SECRET_KEY: "aws_secret"
S3_PATH: "s3://my-awesome-website/"
SYNC_FROM_S3: "true"
volumes:
- name: web-data
emptyDir: {}

Now we have two containers: the NGINX one and now a container running the s3 sync command (https://github.com/ocastastudios/docker-sync-s3/). This will copy all of our website data from the Amazon S3 bucket called my-awesome-website to the volume that is also being shared with the NGINX container. This means we now have a website; note that this time, as we want to write to the volume, we are not mounting it read-only.

So far, so good, you might be thinking to yourself; we have a pod serving our website that is being deployed from an Amazon S3 bucket, which is all true. However, we have not quite finished. We have a pod running, but we need to expose that pod to the network to be able to access it in a browser.

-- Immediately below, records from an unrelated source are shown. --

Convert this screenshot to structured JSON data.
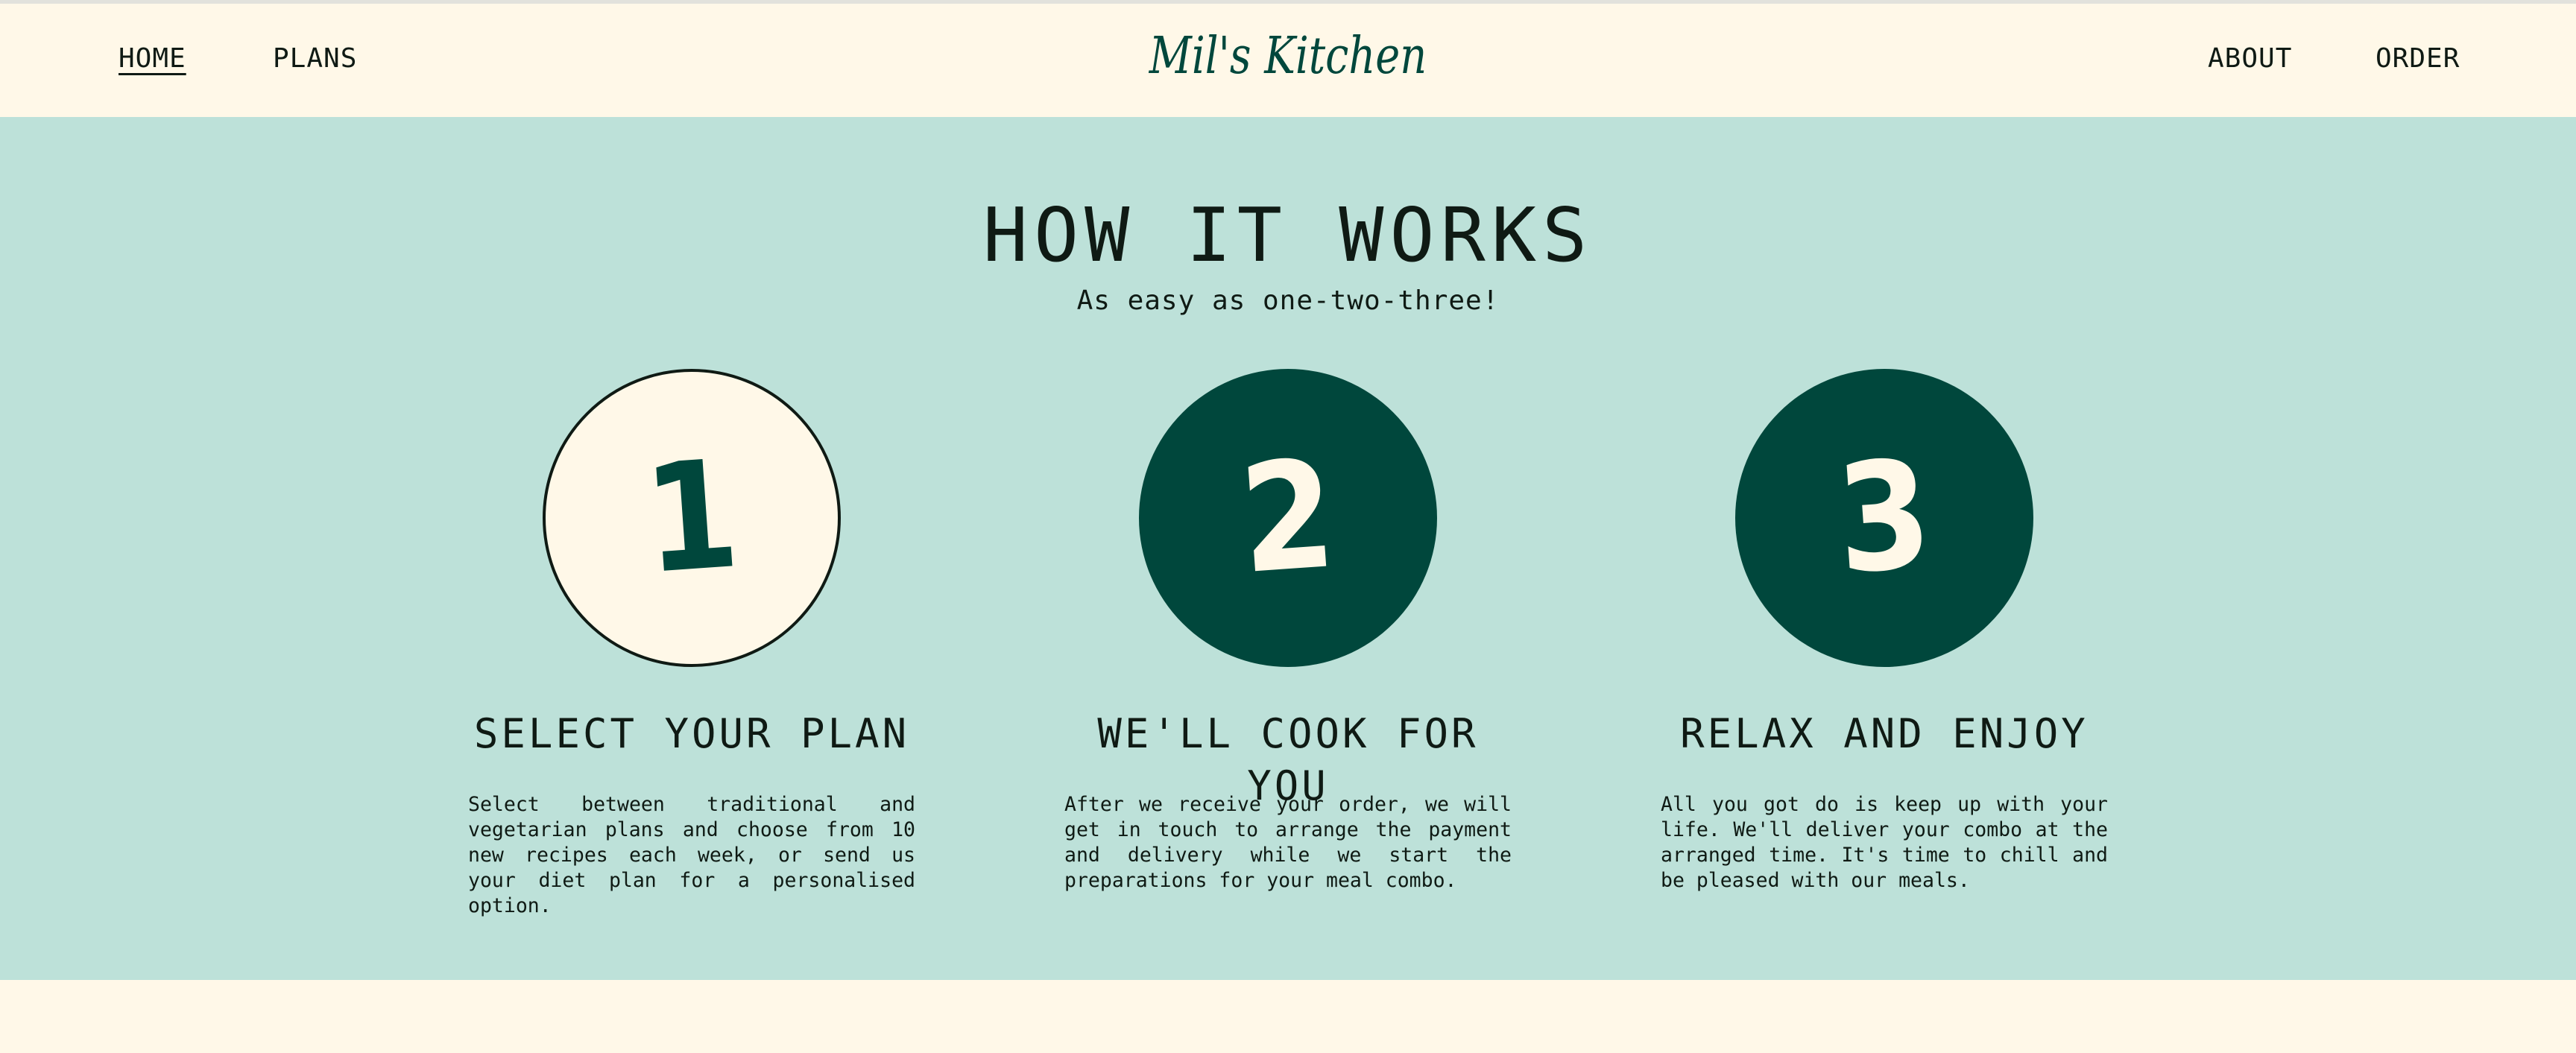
{
  "nav": {
    "brand": "Mil's Kitchen",
    "home": "HOME",
    "plans": "PLANS",
    "about": "ABOUT",
    "order": "ORDER"
  },
  "how": {
    "title": "HOW IT WORKS",
    "subtitle": "As easy as one-two-three!",
    "steps": [
      {
        "number": "1",
        "title": "SELECT YOUR PLAN",
        "text": "Select between traditional and vegetarian plans and choose from 10 new recipes each week, or send us your diet plan for a personalised option."
      },
      {
        "number": "2",
        "title": "WE'LL COOK FOR YOU",
        "text": "After we receive your order, we will get in touch to arrange the payment and delivery while we start the preparations for your meal combo."
      },
      {
        "number": "3",
        "title": "RELAX AND ENJOY",
        "text": "All you got do is keep up with your life. We'll deliver your combo at the arranged time. It's time to chill and be pleased with our meals."
      }
    ]
  },
  "colors": {
    "cream": "#fff8e8",
    "mint": "#bde1d9",
    "dark_green": "#00473c",
    "text": "#0f1a14"
  }
}
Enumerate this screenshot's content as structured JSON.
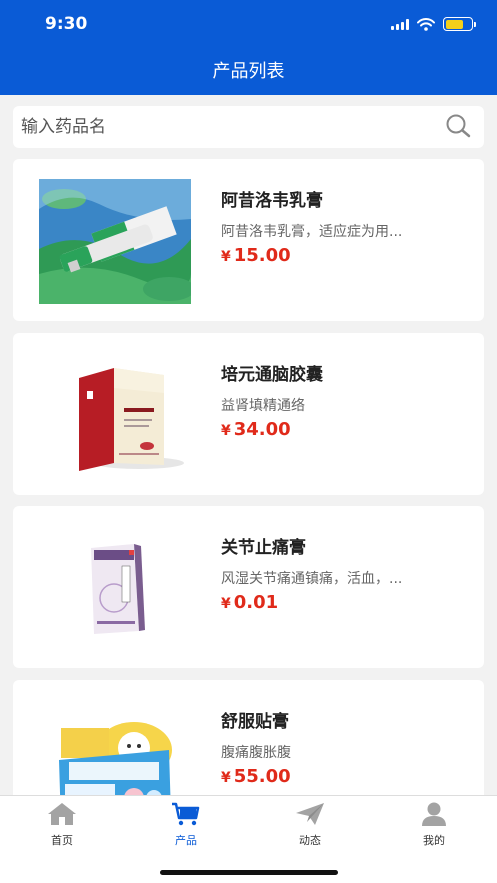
{
  "status_bar": {
    "time": "9:30"
  },
  "header": {
    "title": "产品列表"
  },
  "search": {
    "placeholder": "输入药品名",
    "icon": "search-icon"
  },
  "products": [
    {
      "name": "阿昔洛韦乳膏",
      "desc": "阿昔洛韦乳膏，适应症为用...",
      "currency": "¥",
      "price": "15.00",
      "image": "ointment-tube-box"
    },
    {
      "name": "培元通脑胶囊",
      "desc": "益肾填精通络",
      "currency": "¥",
      "price": "34.00",
      "image": "capsule-box"
    },
    {
      "name": "关节止痛膏",
      "desc": "风湿关节痛通镇痛，活血，...",
      "currency": "¥",
      "price": "0.01",
      "image": "plaster-box"
    },
    {
      "name": "舒服贴膏",
      "desc": "腹痛腹胀腹",
      "currency": "¥",
      "price": "55.00",
      "image": "belly-patch-box"
    }
  ],
  "tabbar": {
    "items": [
      {
        "label": "首页",
        "icon": "home-icon",
        "active": false
      },
      {
        "label": "产品",
        "icon": "cart-icon",
        "active": true
      },
      {
        "label": "动态",
        "icon": "paper-plane-icon",
        "active": false
      },
      {
        "label": "我的",
        "icon": "user-icon",
        "active": false
      }
    ]
  },
  "colors": {
    "brand": "#0a5bd6",
    "price": "#e02a1a",
    "tab_inactive": "#9a9a9a"
  }
}
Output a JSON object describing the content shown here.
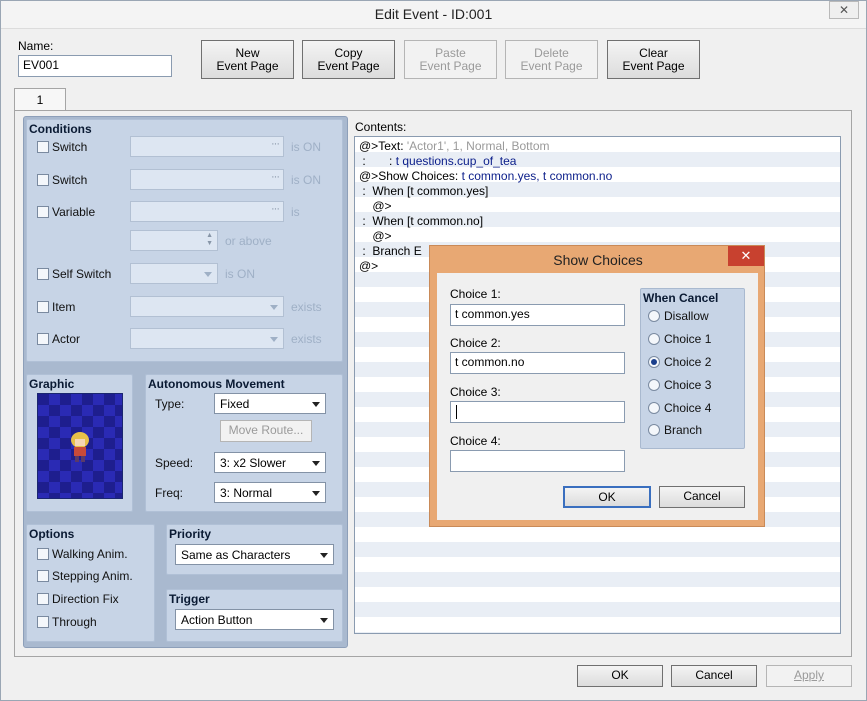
{
  "window": {
    "title": "Edit Event - ID:001",
    "close_icon": "close-icon"
  },
  "name": {
    "label": "Name:",
    "value": "EV001"
  },
  "toolbar": {
    "new": [
      "New",
      "Event Page"
    ],
    "copy": [
      "Copy",
      "Event Page"
    ],
    "paste": [
      "Paste",
      "Event Page"
    ],
    "delete": [
      "Delete",
      "Event Page"
    ],
    "clear": [
      "Clear",
      "Event Page"
    ]
  },
  "tabs": [
    {
      "label": "1"
    }
  ],
  "conditions": {
    "title": "Conditions",
    "switch1": {
      "label": "Switch",
      "suffix": "is ON"
    },
    "switch2": {
      "label": "Switch",
      "suffix": "is ON"
    },
    "variable": {
      "label": "Variable",
      "suffix": "is",
      "suffix2": "or above"
    },
    "self_switch": {
      "label": "Self Switch",
      "suffix": "is ON"
    },
    "item": {
      "label": "Item",
      "suffix": "exists"
    },
    "actor": {
      "label": "Actor",
      "suffix": "exists"
    }
  },
  "graphic": {
    "title": "Graphic"
  },
  "movement": {
    "title": "Autonomous Movement",
    "type_label": "Type:",
    "type_value": "Fixed",
    "move_route": "Move Route...",
    "speed_label": "Speed:",
    "speed_value": "3: x2 Slower",
    "freq_label": "Freq:",
    "freq_value": "3: Normal"
  },
  "options": {
    "title": "Options",
    "items": [
      "Walking Anim.",
      "Stepping Anim.",
      "Direction Fix",
      "Through"
    ]
  },
  "priority": {
    "title": "Priority",
    "value": "Same as Characters"
  },
  "trigger": {
    "title": "Trigger",
    "value": "Action Button"
  },
  "contents": {
    "label": "Contents:",
    "lines": [
      {
        "a": "@>Text: ",
        "g": "'Actor1', 1, Normal, Bottom",
        "b": ""
      },
      {
        "a": " :       : ",
        "g": "",
        "b": "t questions.cup_of_tea"
      },
      {
        "a": "@>Show Choices: ",
        "g": "",
        "b": "t common.yes, t common.no"
      },
      {
        "a": " :  When [t common.yes]",
        "g": "",
        "b": ""
      },
      {
        "a": "    @>",
        "g": "",
        "b": ""
      },
      {
        "a": " :  When [t common.no]",
        "g": "",
        "b": ""
      },
      {
        "a": "    @>",
        "g": "",
        "b": ""
      },
      {
        "a": " :  Branch E",
        "g": "",
        "b": ""
      },
      {
        "a": "@>",
        "g": "",
        "b": ""
      }
    ]
  },
  "dialog": {
    "title": "Show Choices",
    "choice1": {
      "label": "Choice 1:",
      "value": "t common.yes"
    },
    "choice2": {
      "label": "Choice 2:",
      "value": "t common.no"
    },
    "choice3": {
      "label": "Choice 3:",
      "value": ""
    },
    "choice4": {
      "label": "Choice 4:",
      "value": ""
    },
    "when_cancel": {
      "title": "When Cancel",
      "options": [
        "Disallow",
        "Choice 1",
        "Choice 2",
        "Choice 3",
        "Choice 4",
        "Branch"
      ],
      "selected": "Choice 2"
    },
    "ok": "OK",
    "cancel": "Cancel"
  },
  "footer": {
    "ok": "OK",
    "cancel": "Cancel",
    "apply": "Apply"
  },
  "colors": {
    "panel": "#a9b9cf",
    "section": "#c7d4e6",
    "dialog_frame": "#e8a873",
    "close_red": "#c8412f"
  }
}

To do this, we need to launch a service. For our example, the service file would look something like:

apiVersion: v1
kind: Service
metadata:
name: nginx-service
spec:
selector:
app: nginx
ports:
- protocol: TCP
port: 80
targetPort: 8080

As you can see, the service definition looks similar to the pod one. We are setting a name using the metadata section. We are then selecting our NGINX pod and mapping port 80 to port 8080, which is what our pod is listening on.

As already mentioned, we will look at this in more detail in the next chapter when we launch our first Kubernetes cluster, but for now, this should give you a good idea of how Kubernetes hangs together.